Régime d’exception. Toujours au rayon « ressources humaines », un dernier alinéa de la loi Recherche viendra encore tester les nerfs de la communauté académique. Son vote en catimini en dernière minute, suite à un amendement jugé scélérat par beaucoup de chercheurs — et certainement téléguidé par le ministère en 2020 malgré ses dénégations — en fait un dossier miné pour Sylvie Retailleau. Pour rappel, il s’agissait à la fois de supprimer l’étape de la qualification pour devenir professeur — ce qui est acté depuis février dernier — et d’expérimenter pendant quatre ans sa suppression à titre expérimental pour l’embauche de maîtres de conférence. Une mesure laissée en jachère pour le moment. « Pour qu’une expérimentation soit porteuse, il faut qu’elle soit acceptée et mise en œuvre », selon Stéphane Piednoir, l’auteur de l’amendement en question.
« Nous continuerons à revaloriser et simplifier le métier de chercheur »
Elisabeth Borne
Reste les impensés. Ce sont des acronymes que les connaisseurs de l’ESR connaissent par cœur : le GVT pour glissement vieillesse technicité ou la gestion des UMR (unités mixtes de recherche). Ces questions non abordées dans la loi Recherche sont pourtant considérées comme centrales par les sénateurs. Techniques, politiques, stratégiques, bref fondamentaux, ces chantiers n’ont pas réellement entamés pour le moment. La nouvelle ministre, dont la nomination en a satisfait beaucoup, aura donc besoin de tout le sens politique que ses afficionados lui prêtent pour résoudre la quadrature de ces cercles.
Sortir du bois. Sylvie Retailleau, de facto affectée au service après vente d’un texte dont elle a fustigé les « usines à gaz », va devoir trouver un chemin dans les coins sombres de la loi Recherche. Surfant sur un climat social plus apaisé, elle a nommé Pierre Mutzenhardt comme conseiller spécial à son cabinet avec la demande expresse de mettre en œuvre ce qui reste de la LPR et surtout de simplifier le système. Une gageure. La ministre doit justement être auditionnée sur ces sujets — et d’autres — le 20 juillet par les sénateurs.

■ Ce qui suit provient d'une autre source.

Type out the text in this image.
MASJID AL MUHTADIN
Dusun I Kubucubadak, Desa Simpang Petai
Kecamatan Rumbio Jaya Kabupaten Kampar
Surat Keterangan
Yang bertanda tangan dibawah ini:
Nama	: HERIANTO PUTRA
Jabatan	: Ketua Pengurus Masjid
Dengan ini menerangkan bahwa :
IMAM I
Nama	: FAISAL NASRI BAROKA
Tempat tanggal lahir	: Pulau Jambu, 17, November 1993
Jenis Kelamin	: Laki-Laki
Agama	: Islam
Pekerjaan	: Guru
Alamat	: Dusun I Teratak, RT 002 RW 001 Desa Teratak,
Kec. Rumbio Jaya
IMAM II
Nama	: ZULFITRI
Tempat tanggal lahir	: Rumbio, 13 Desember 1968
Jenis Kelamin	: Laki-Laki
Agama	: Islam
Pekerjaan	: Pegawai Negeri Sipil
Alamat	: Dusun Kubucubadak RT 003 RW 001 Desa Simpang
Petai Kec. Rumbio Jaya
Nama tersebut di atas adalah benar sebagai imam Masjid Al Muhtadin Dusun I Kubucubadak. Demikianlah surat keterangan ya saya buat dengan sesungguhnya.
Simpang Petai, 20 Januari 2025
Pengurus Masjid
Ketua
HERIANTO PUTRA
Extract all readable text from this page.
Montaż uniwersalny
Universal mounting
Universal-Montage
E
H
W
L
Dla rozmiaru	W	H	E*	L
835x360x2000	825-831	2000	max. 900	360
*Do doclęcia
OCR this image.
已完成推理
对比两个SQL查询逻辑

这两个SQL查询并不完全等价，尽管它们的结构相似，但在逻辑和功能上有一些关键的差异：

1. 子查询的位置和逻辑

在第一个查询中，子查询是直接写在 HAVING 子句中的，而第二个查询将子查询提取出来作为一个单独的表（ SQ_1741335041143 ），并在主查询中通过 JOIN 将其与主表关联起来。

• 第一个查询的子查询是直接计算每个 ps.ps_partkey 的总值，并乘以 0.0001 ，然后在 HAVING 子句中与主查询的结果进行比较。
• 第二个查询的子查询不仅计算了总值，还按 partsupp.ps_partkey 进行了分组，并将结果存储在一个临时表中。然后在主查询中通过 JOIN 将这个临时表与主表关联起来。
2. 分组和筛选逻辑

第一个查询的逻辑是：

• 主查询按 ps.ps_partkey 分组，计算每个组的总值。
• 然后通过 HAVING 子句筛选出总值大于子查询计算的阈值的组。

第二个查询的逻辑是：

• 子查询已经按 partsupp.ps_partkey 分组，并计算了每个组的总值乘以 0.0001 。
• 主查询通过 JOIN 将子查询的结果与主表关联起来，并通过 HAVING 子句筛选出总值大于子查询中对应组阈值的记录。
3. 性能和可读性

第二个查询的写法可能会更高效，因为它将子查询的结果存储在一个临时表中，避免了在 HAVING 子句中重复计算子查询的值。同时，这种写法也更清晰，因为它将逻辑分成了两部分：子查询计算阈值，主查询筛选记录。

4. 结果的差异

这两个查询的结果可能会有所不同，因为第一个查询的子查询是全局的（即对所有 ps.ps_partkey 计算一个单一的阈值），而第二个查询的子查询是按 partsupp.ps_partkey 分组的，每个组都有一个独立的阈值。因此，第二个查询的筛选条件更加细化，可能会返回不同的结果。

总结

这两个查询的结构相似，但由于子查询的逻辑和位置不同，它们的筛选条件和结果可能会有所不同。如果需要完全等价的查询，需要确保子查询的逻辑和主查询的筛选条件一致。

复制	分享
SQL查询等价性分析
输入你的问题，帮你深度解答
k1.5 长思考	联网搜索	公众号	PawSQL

L’occasion de sortir du flou relatif de ses interventions publiques sur ces sujets.
Au rayon des satisfecits
Si les sénateurs n’ont pas hésité à appuyer là où cela faisait mal — nous n’avons notamment pas abordé le volet évaluation de la recherche —, ils décernent également quelques bons points à la loi Recherche, malgré des retards préjudiciables dont la cause est à chercher du côté de Bercy. C’est notamment le cas du volet Sciences avec et pour la société (SAPS) de cette loi, après plusieurs vagues de labellisation SAPS des établissements candidats et la répartition des moyens financiers déjà engagée depuis plusieurs mois.